Sermons

Summary: Three dimensions of authentic love, seen in love for God, love for our church, and love for our community.

One of the stranger enigmas of modern history is the 18th century French thinker Rousseau (Johnson 1-27). Rousseau’s ideas were immensely influential in 18th century Europe. Rousseau believed he loved the entire human race with a unique and special kind of love. Yet Rousseau’s life was a complete mess of failed relationships and sexual perversion. Rousseau exploited his family for all the cash he could get, and he then sponged money of wealthy families. During his unconventional life Rousseau had four illegitimate children, and he abandoned all four of them as infants on the steps of the local orphanage. Rousseau knew full well that three-fourths of all babies in the orphanage died. So by abandoning his four kids to the orphanage, Rousseau all but ensured that they’d die in childhood. Yet he proclaimed that he loved the human race more than any other person every had. What a living contradiction. Rousseau’s life reminds me of that other great philosopher, Linus, who once said to Charlie Brown, "I love humanity; it’s people I can’t stand."

How do you define authentic love? Obviously Rousseau’s definition of authentic love was quite different than mine and probably yours as well. What is authentic love? When you close your eyes and think about what real love is, what do you see?

Some people equate authentic love with ROMANCE. Movies like the blockbuster film Titanic focus on this kind of love, the kind of love the ancient Greeks called eros. Eros love is a passion that seeks to possess the object of its desire. Eros is that flutter you feel when you find yourself incredibly attracted to someone. Eros is erotic love, the kind of love that draws men and women into relationships. Titanic is a vivid example of our culture’s obsession with eros, romantic love. This is especially clear in the movie when Rose describes her lover John Dawson by saying, "He saved me in every way a person can be saved." The message is that only eros can truly fill the human soul. Romantic love is good--I’m certainly grateful for it--yet left unchecked, romantic love can turn terribly destructive. Some people in pursuit of romantic love go from sexual partner to partner, from marriage to marriage, all in search for the kind of romantic love that fills the soul. A person who’s life revolves around romantic love sometimes can’t take "no" for an answer when someone doesn’t reciprocate that love back. Out of control eros love is what drives people to become stalkers, and even worse when they can’t have the object of their passion. For many people in our culture, romantic love is the highest kind of love there is.

For others authentic love is FRIENDSHIP. The ancient Greeks used the word philia to express this kind of love. Friendship love is the warm affection we experience with people we share things in common with. You can see how this love has been catapulted to center stage in TV shows like Friends and Seinfeld. In those shows romances come and go, boyfriends and girlfriends change with each episode, families are places of dysfunction and pain, so real, authentic love is experienced in friendship. These friendships become the only place you can be yourself, the only safe place where you’re accepted. Many people who’ve become disillusioned with the idea of romantic love turn to friendship to find meaning and purpose in life.

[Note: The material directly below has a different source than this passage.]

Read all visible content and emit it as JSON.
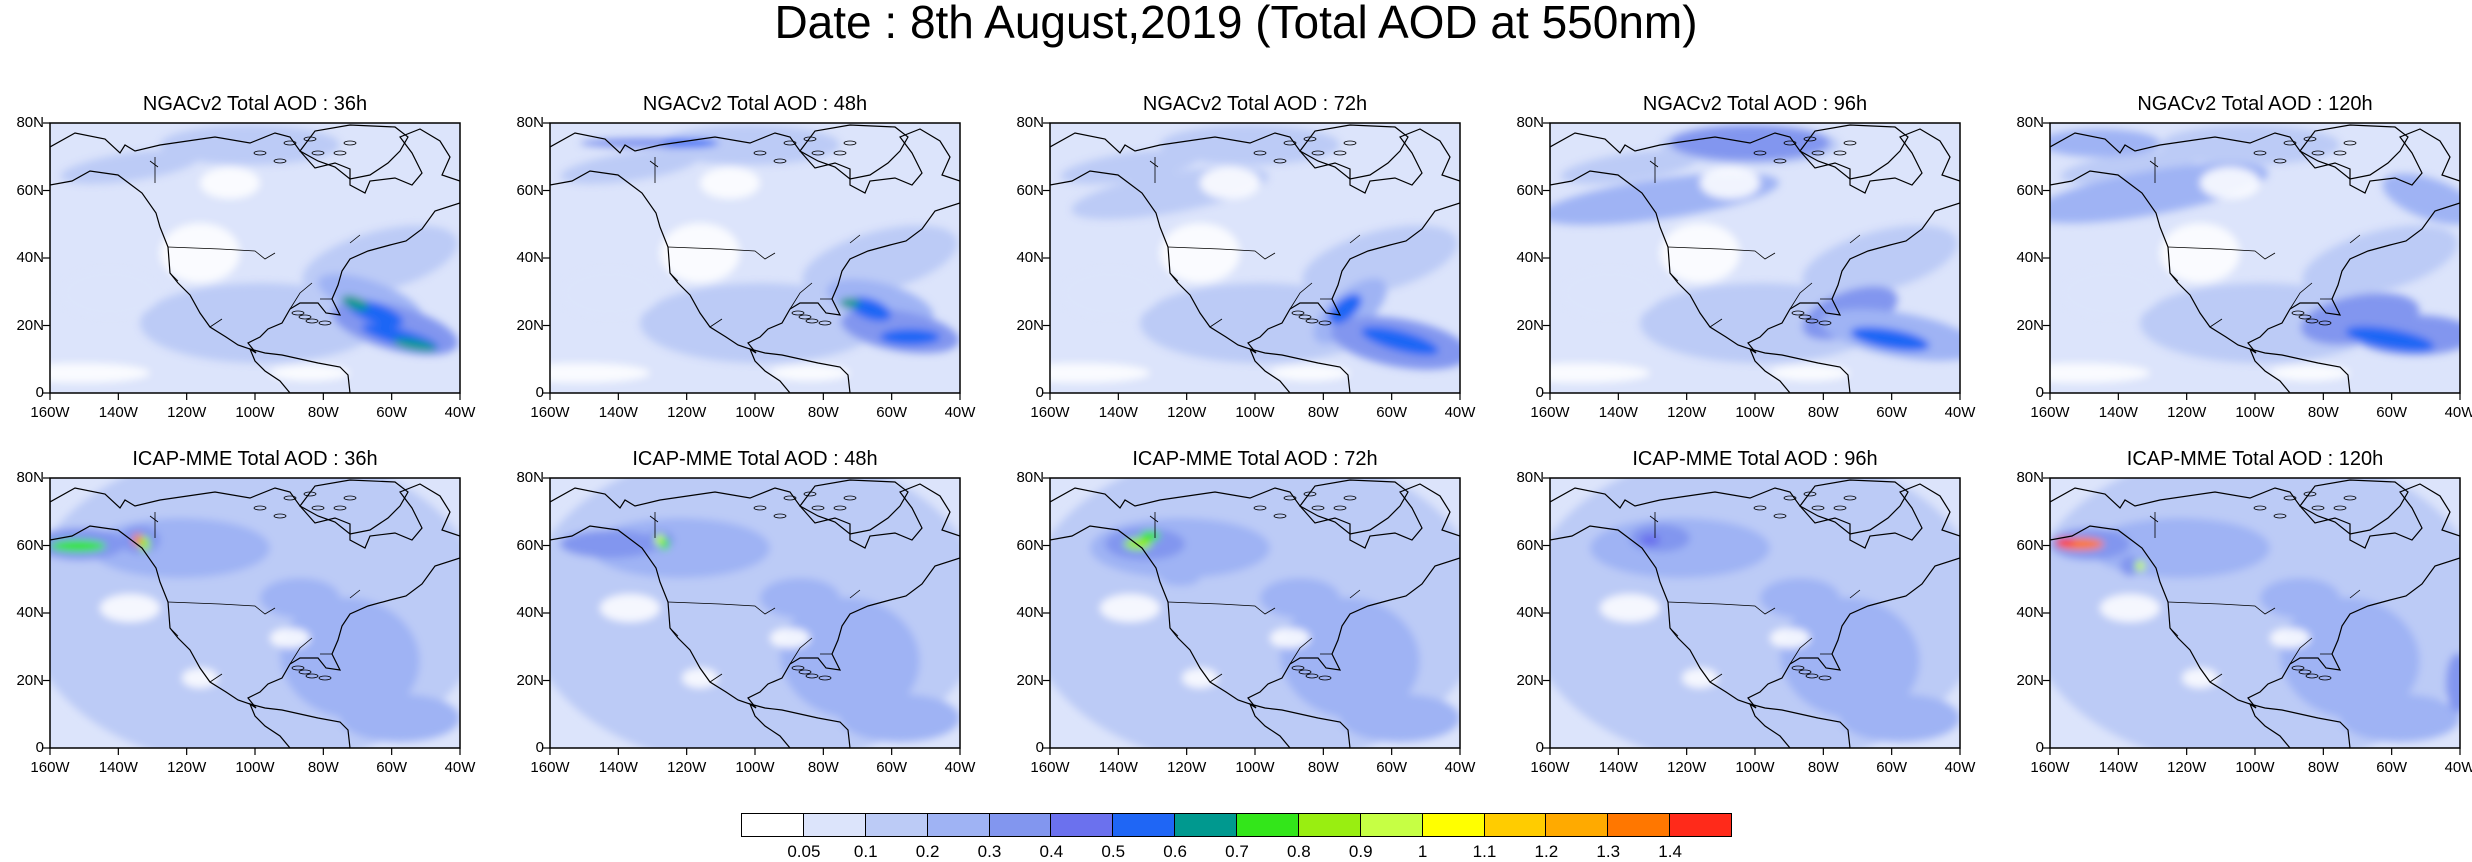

For others authentic love is PATRIOTISM, love of our nation. According to C. S. Lewis, the ancient Greeks used the word storge to describe patriotic love. This is the kind of love we saw in the Mel Gibson film The Patriot. It’s only natural to have a special sense of pride about our nation, to feel that we share in our nation’s story. Yet patriotic love can at times become blind and hateful. Think about all those patriotic church members in Germany who wholeheartedly embraced Hitler’s anti-Christian nazi agenda in the name of patriotism. The German Christians of the Confessing Church movement who refused to go along with Nazism were viewed as unpatriotic, disloyal to their nation, and some like Dietrich Bonhoeffer were even executed. As important as love of our nation is, it too can become evil if there’s nothing higher to regulate it.

For still others authentic love is FAMILY. The Greeks used the word philadephia, which literally means "love of brothers," to describe this kind of family love. Christians today are often associated with this kind of love, with all our talk about family values and focusing on the family. It’s certainly true that Christians believe that the family is important, that it’s the most basic building block for a healthy society. When families erode, all of society suffers.

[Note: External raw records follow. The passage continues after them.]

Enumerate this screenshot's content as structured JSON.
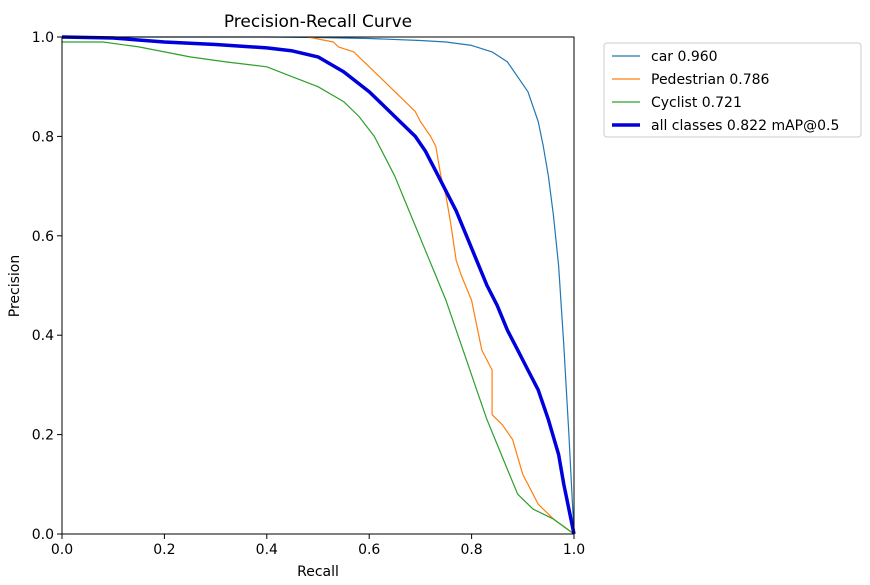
{
  "chart_data": {
    "type": "line",
    "title": "Precision-Recall Curve",
    "xlabel": "Recall",
    "ylabel": "Precision",
    "xlim": [
      0.0,
      1.0
    ],
    "ylim": [
      0.0,
      1.0
    ],
    "xticks": [
      "0.0",
      "0.2",
      "0.4",
      "0.6",
      "0.8",
      "1.0"
    ],
    "yticks": [
      "0.0",
      "0.2",
      "0.4",
      "0.6",
      "0.8",
      "1.0"
    ],
    "grid": false,
    "legend_position": "outside-upper-right",
    "series": [
      {
        "name": "car 0.960",
        "color": "#1f77b4",
        "width": "thin",
        "x": [
          0.0,
          0.1,
          0.2,
          0.3,
          0.4,
          0.5,
          0.6,
          0.7,
          0.75,
          0.8,
          0.84,
          0.87,
          0.89,
          0.91,
          0.93,
          0.94,
          0.95,
          0.96,
          0.97,
          0.98,
          0.99,
          1.0
        ],
        "y": [
          1.0,
          1.0,
          1.0,
          1.0,
          1.0,
          0.999,
          0.997,
          0.993,
          0.99,
          0.983,
          0.97,
          0.95,
          0.92,
          0.89,
          0.83,
          0.78,
          0.72,
          0.64,
          0.54,
          0.38,
          0.2,
          0.0
        ]
      },
      {
        "name": "Pedestrian 0.786",
        "color": "#ff7f0e",
        "width": "thin",
        "x": [
          0.48,
          0.53,
          0.54,
          0.57,
          0.6,
          0.63,
          0.66,
          0.69,
          0.7,
          0.72,
          0.73,
          0.74,
          0.75,
          0.76,
          0.77,
          0.78,
          0.8,
          0.81,
          0.82,
          0.84,
          0.84,
          0.86,
          0.88,
          0.9,
          0.93,
          0.96,
          1.0
        ],
        "y": [
          1.0,
          0.99,
          0.98,
          0.97,
          0.94,
          0.91,
          0.88,
          0.85,
          0.83,
          0.8,
          0.78,
          0.72,
          0.68,
          0.62,
          0.55,
          0.52,
          0.47,
          0.42,
          0.37,
          0.33,
          0.24,
          0.22,
          0.19,
          0.12,
          0.06,
          0.03,
          0.0
        ]
      },
      {
        "name": "Cyclist 0.721",
        "color": "#2ca02c",
        "width": "thin",
        "x": [
          0.0,
          0.08,
          0.15,
          0.25,
          0.32,
          0.4,
          0.45,
          0.5,
          0.55,
          0.58,
          0.61,
          0.63,
          0.65,
          0.67,
          0.69,
          0.71,
          0.73,
          0.75,
          0.77,
          0.79,
          0.81,
          0.83,
          0.85,
          0.87,
          0.89,
          0.92,
          0.96,
          1.0
        ],
        "y": [
          0.99,
          0.99,
          0.98,
          0.96,
          0.95,
          0.94,
          0.92,
          0.9,
          0.87,
          0.84,
          0.8,
          0.76,
          0.72,
          0.67,
          0.62,
          0.57,
          0.52,
          0.47,
          0.41,
          0.35,
          0.29,
          0.23,
          0.18,
          0.13,
          0.08,
          0.05,
          0.03,
          0.0
        ]
      },
      {
        "name": "all classes 0.822 mAP@0.5",
        "color": "#0000dd",
        "width": "thick",
        "x": [
          0.0,
          0.1,
          0.2,
          0.3,
          0.4,
          0.45,
          0.5,
          0.55,
          0.6,
          0.63,
          0.66,
          0.69,
          0.71,
          0.73,
          0.75,
          0.77,
          0.79,
          0.81,
          0.83,
          0.85,
          0.87,
          0.89,
          0.91,
          0.93,
          0.95,
          0.97,
          0.98,
          0.99,
          1.0
        ],
        "y": [
          1.0,
          0.998,
          0.99,
          0.985,
          0.978,
          0.972,
          0.96,
          0.93,
          0.89,
          0.86,
          0.83,
          0.8,
          0.77,
          0.73,
          0.69,
          0.65,
          0.6,
          0.55,
          0.5,
          0.46,
          0.41,
          0.37,
          0.33,
          0.29,
          0.23,
          0.16,
          0.1,
          0.05,
          0.0
        ]
      }
    ]
  }
}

But not every family is a safe, loving place. A family’s outside veneer can be a covering for horrible evil, like violence, unfaithfulness, and abuse. Often these evils are covered in the name of family love, with people saying, "If you really love this family, you won’t tell." Families do fragment, the tragedy of divorce does happen at times. With no higher standard of love, a fractured family means never being able to experience authentic love.